おだてられて木に登った豚が、居心地の悪さに自己喪失する。今更、キャラをかえてしまえるすべもない。弱り目に祟り目。ダチは自殺するし、国民的凶悪事件の被害者は自分にみたてて殺される。武田鉄矢墜落・・・・・・
同じような落ち目にみまわれたタレントはいくらでもいる。失踪したり自殺したりする者もいた。その場合、多くのピンで勝負するタレントは、自分の居場所というものを固める。ビートたけしは軍団、さんまは欽ちゃんに学んでファミリーや準ファミリーを構成し、所ジョージは宗教の輪を利用し、有名番組の出演者は常に派閥に守られることで仕事ができるものだ。一匹狼なんかありえない。

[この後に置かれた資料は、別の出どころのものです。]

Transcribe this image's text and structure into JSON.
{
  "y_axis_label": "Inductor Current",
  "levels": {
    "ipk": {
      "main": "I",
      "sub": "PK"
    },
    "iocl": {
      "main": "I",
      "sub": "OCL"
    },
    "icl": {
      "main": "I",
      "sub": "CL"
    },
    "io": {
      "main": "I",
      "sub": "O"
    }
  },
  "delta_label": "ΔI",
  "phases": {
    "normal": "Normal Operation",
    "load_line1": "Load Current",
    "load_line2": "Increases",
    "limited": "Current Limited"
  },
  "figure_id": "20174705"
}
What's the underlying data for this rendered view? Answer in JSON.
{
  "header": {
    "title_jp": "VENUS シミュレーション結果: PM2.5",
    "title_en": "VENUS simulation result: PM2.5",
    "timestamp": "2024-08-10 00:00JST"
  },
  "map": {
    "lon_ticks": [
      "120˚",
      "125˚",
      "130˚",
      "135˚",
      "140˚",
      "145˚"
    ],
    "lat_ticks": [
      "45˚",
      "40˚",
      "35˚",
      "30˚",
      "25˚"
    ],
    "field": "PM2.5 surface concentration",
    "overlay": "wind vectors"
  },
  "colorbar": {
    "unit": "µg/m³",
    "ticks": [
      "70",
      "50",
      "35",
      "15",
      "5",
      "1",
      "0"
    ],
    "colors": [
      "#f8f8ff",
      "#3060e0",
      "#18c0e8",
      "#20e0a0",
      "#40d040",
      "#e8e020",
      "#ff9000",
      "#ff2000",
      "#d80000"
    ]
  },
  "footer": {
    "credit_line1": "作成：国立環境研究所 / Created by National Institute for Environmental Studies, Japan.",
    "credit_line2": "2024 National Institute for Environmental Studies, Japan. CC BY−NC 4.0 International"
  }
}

武田鉄矢の場合は、それが武田鉄矢一座だった。素人公募でできたB組ワナビーで公演をする。観客の求めているものは、一流の芸能などではなく、武田の熱血やユーモアが反映された強い心の絆でまとまった家族的なユニットだっただろう。現にオーディションにきたのは武田の弟子を目指すような若者ばかりだった。しかし武田はその時、非常に厳しい言葉で審査をしめくくった。「ボクは自分のファンはいらない。ボクが彼らの願望をかなえてやるための一座をはじめるんじゃない。自分がこの先この世界でどうしていきたいかという目標をいかに、うちに来ることで現実に近づけるか、そういうビジョンを持っている人間が欲しい」
そこには、夢を売る三枚目スターの博多っ子キンパっつあんでなく、教育学部出身のプロデューサーとしての武田鉄矢がいた。おちゃらけに飽きた武田はそうやって三枚目を返上し、ズッコケを卒業しようとしたのだ。自ら自分をサポートする一家を否定して、個人のキャリア育成の場を運営しようとした武田だが、いままでズッコケで生き残ってきたのはそれなりの必然があってもことだという事実を忘れている。キンパチ先生というのは視聴者の誠意に挑戦する試みだったと武田は語っている。そうやって一度、客の心遣いに媚びて出世したTVタレントが、社会人面して理念を追求していけるほど世の中は甘くないだろう。武田はあくまで人間関係を大事にして心の温かく強い夢のある活動をしていくべきであった。それは、もともと芸能でやっていくしかないくらい弱い存在である自分自身を保護することでもあったのだ。自分を慕う若者を突き放した武田に鬱病を打破する強さはなかった。
数日前、20年以上にわたって鬱病を患っていたことを告白した武田鉄矢は最終的に、スイスの心理学者ユングの言葉「山は登った分だけ降りないとさまよい人になってしまう」で開眼したとのだという。ユングかジュディ・オングかしらんが、そんな当たり前のことにわざわざ感心している60代のオッサンというのが喜劇である。テントで暮らしている人のいる場所を通ると必ず声がきこえてくるではないか「はりきんなアホ〜」と。